Manchas

Tras varios meses regreso a la costumbre del café mañanero en mi bar de confianza, y, mientras me peleo con un churro de chocolate que se defiende de ser devorado por mí, el estupor me va llenando cuando no en uno, ni en dos, ni en tres, sino en los cuatro periódicos que reviso, me topo con la siguiente confesión en las primeras páginas:

Tuve que hacerlo. Ante situaciones drásticas soluciones igual de drásticas. El esfuerzo ha sido ingente pero ha merecido la pena, y salvo la mancha negra del parqué y las rojas del sofá, todo fue a pedir de boca. Me explico: ¡Estaba harto!

¿Con qué derecho un día sí y otro también, ellos han llevado a cabo la apropiación indebida de mí, quién les ha dado permiso para hurgar ahí dentro? Yo desde luego que no ¿Iba a quedarme de brazos cruzados ante la tropelía? No conocerme fue su error, y cuando lo hicieron, ya era demasiado tarde.

Empecé por los libros. Siempre hay que empezar por ellos porque quienes los escriben son unos listos. Durante años los soporté, les perdoné, pero se pasaron de castaña oscura tras mi último fracaso. Apenas acababa de hundirme, yo era todo dolor, cuando abro la maldita novela y ahí estoy, y ahí está la puñetera escritora (¡encima mujer!), destripándome, hablando palabra por palabra de mis sentimientos, no errando ni en una coma ¡Pero quién le había dado permiso! ¿Por qué no me dejaba a solas con mi sufrimiento? ¿Por qué airear mi tragedia a los cuatro vientos? La decisión que había meditado por largos años, estaba tomada.

No tardé sin embargo en ampliar mi campo de acción. Eso lo complejizó todo pero, ¿qué mérito iba a tener yo si no lo hacía así? Además, que no se hubieran metido también los otros en camisa ajena, en la mía ¿Quién les mandaba cantar mis desdichas? Que a diferencia de los escritores, estuviesen vivos, no debía ser más que el reto a resolver.
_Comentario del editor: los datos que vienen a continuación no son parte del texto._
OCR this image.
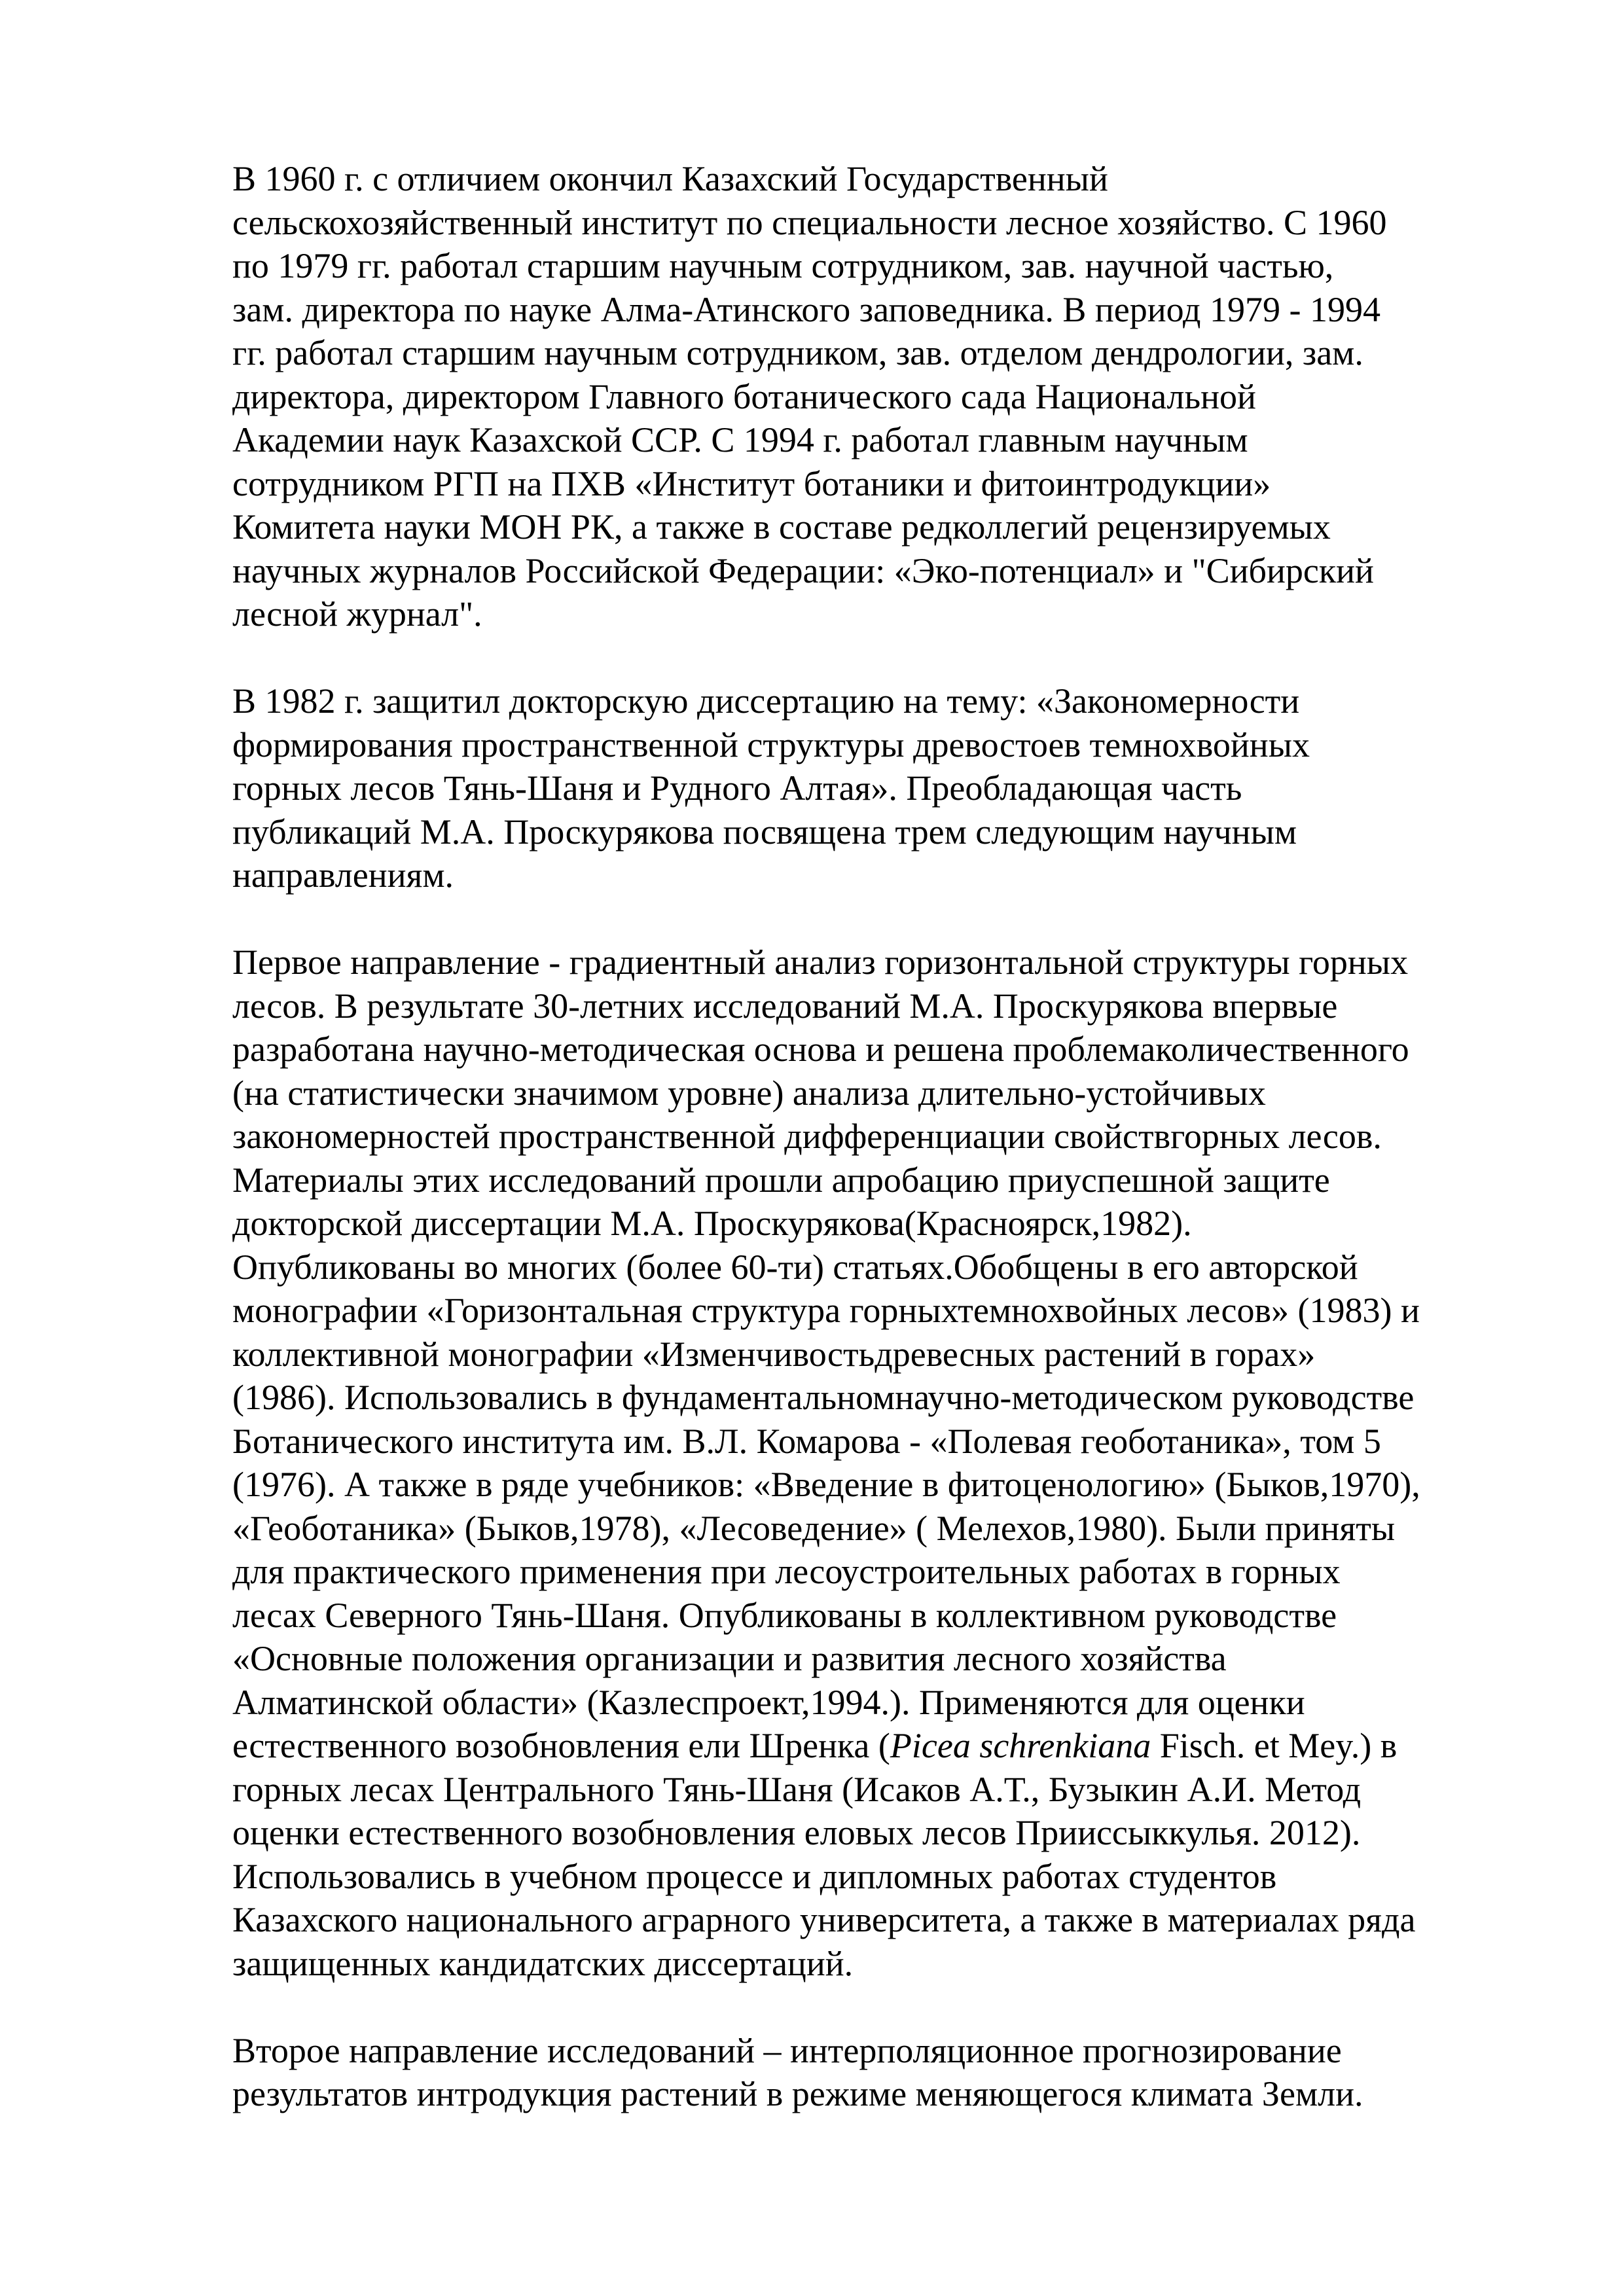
В 1960 г. с отличием окончил Казахский Государственный
сельскохозяйственный институт по специальности лесное хозяйство. С 1960
по 1979 гг. работал старшим научным сотрудником, зав. научной частью,
зам. директора по науке Алма-Атинского заповедника. В период 1979 - 1994
гг. работал старшим научным сотрудником, зав. отделом дендрологии, зам.
директора, директором Главного ботанического сада Национальной
Академии наук Казахской ССР. С 1994 г. работал главным научным
сотрудником РГП на ПХВ «Институт ботаники и фитоинтродукции»
Комитета науки МОН РК, а также в составе редколлегий рецензируемых
научных журналов Российской Федерации: «Эко-потенциал» и "Сибирский
лесной журнал".
В 1982 г. защитил докторскую диссертацию на тему: «Закономерности
формирования пространственной структуры древостоев темнохвойных
горных лесов Тянь-Шаня и Рудного Алтая». Преобладающая часть
публикаций М.А. Проскурякова посвящена трем следующим научным
направлениям.
Первое направление - градиентный анализ горизонтальной структуры горных
лесов. В результате 30-летних исследований М.А. Проскурякова впервые
разработана научно-методическая основа и решена проблемаколичественного
(на статистически значимом уровне) анализа длительно-устойчивых
закономерностей пространственной дифференциации свойствгорных лесов.
Материалы этих исследований прошли апробацию приуспешной защите
докторской диссертации М.А. Проскурякова(Красноярск,1982).
Опубликованы во многих (более 60-ти) статьях.Обобщены в его авторской
монографии «Горизонтальная структура горныхтемнохвойных лесов» (1983) и
коллективной монографии «Изменчивостьдревесных растений в горах»
(1986). Использовались в фундаментальномнаучно-методическом руководстве
Ботанического института им. В.Л. Комарова - «Полевая геоботаника», том 5
(1976). А также в ряде учебников: «Введение в фитоценологию» (Быков,1970),
«Геоботаника» (Быков,1978), «Лесоведение» ( Мелехов,1980). Были приняты
для практического применения при лесоустроительных работах в горных
лесах Северного Тянь-Шаня. Опубликованы в коллективном руководстве
«Основные положения организации и развития лесного хозяйства
Алматинской области» (Казлеспроект,1994.). Применяются для оценки
естественного возобновления ели Шренка (Picea schrenkiana Fisch. et Mey.) в
горных лесах Центрального Тянь-Шаня (Исаков А.Т., Бузыкин А.И. Метод
оценки естественного возобновления еловых лесов Прииссыккулья. 2012).
Использовались в учебном процессе и дипломных работах студентов
Казахского национального аграрного университета, а также в материалах ряда
защищенных кандидатских диссертаций.
Второе направление исследований – интерполяционное прогнозирование
результатов интродукция растений в режиме меняющегося климата Земли.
En cuanto a que se trataba de un crimen, no puedo negarlo, pero con estos valores tan laxos que campan a sus anchas… y sobre todo, quién me había protegido a mí de sus atropellos, de que hurgaran en mi corazón, de que estrujasen mi alma para luego sacar beneficio con sus lacrimógenos discos que encima pretenden hacer pasar por experiencias propias, o lo que es peor ¡Por las experiencias de todos! ¡Como si mis tragedias y mis miserias tuvieran el mismo tono que las de los demás!

Quemar libros no está bien y matar a personas sé que tampoco… Pero vaya, en la misma tabla de la ley se encuentra el robo, y me harté de que robaran mi intimidad. Así que lo hice.

Los libros fueron fáciles, durante años identifiqué a los culpables, los amontoné en un cuarto aparte, y mi biblioteca se prestó al sacrificio sin rechistar. Sé que la casera podría enfadarse si se enteraba de mi particular holocausto, pero los quemaría poco a poco, saboreando mi venganza, sin montar escándalo ni humo.

Los cantantes en cambio fueron más difíciles, y al igual que seleccioné escritores muertos (los vivos nunca me supieron robar tan bien), me decidí por cantantes que aún respirasen y que lo hicieran en español (ay, mi falta de idiomas). Debía dar una lección, demostrar que no soy ningún juguete, que no soy ninguna canción de nadie. Seleccioné a diez, unos conocidos, otros apenas, todos ladrones y husmeadores de mis lágrimas. Me costó planear convenientemente el asunto, lo reconozco, y hacerlo el mismo día no fue tarea sencilla. Tampoco tenerlos atados, vendados, en silencio, en mi casa. No, no querían entender mis razones y me llevó varias horas explicarles uno a uno, frase a frase, canción a canción, sus latrocinios. Finalmente todo acabó como debía.

Las manchas, ese es el balance de mis errores en todo este asunto.

Y el estupor no es fruto de la confesión anónima, sino que poco me falta para blandir el resto de mi churro contra el mundo, cuando en los cuatro periódicos tachan de loco a quien haya escrito tal paranoia, y añaden que si publican tales desvaríos, es solo porque se da la casualidad de que hay diez cantantes españoles que han desaparecido el mismo día.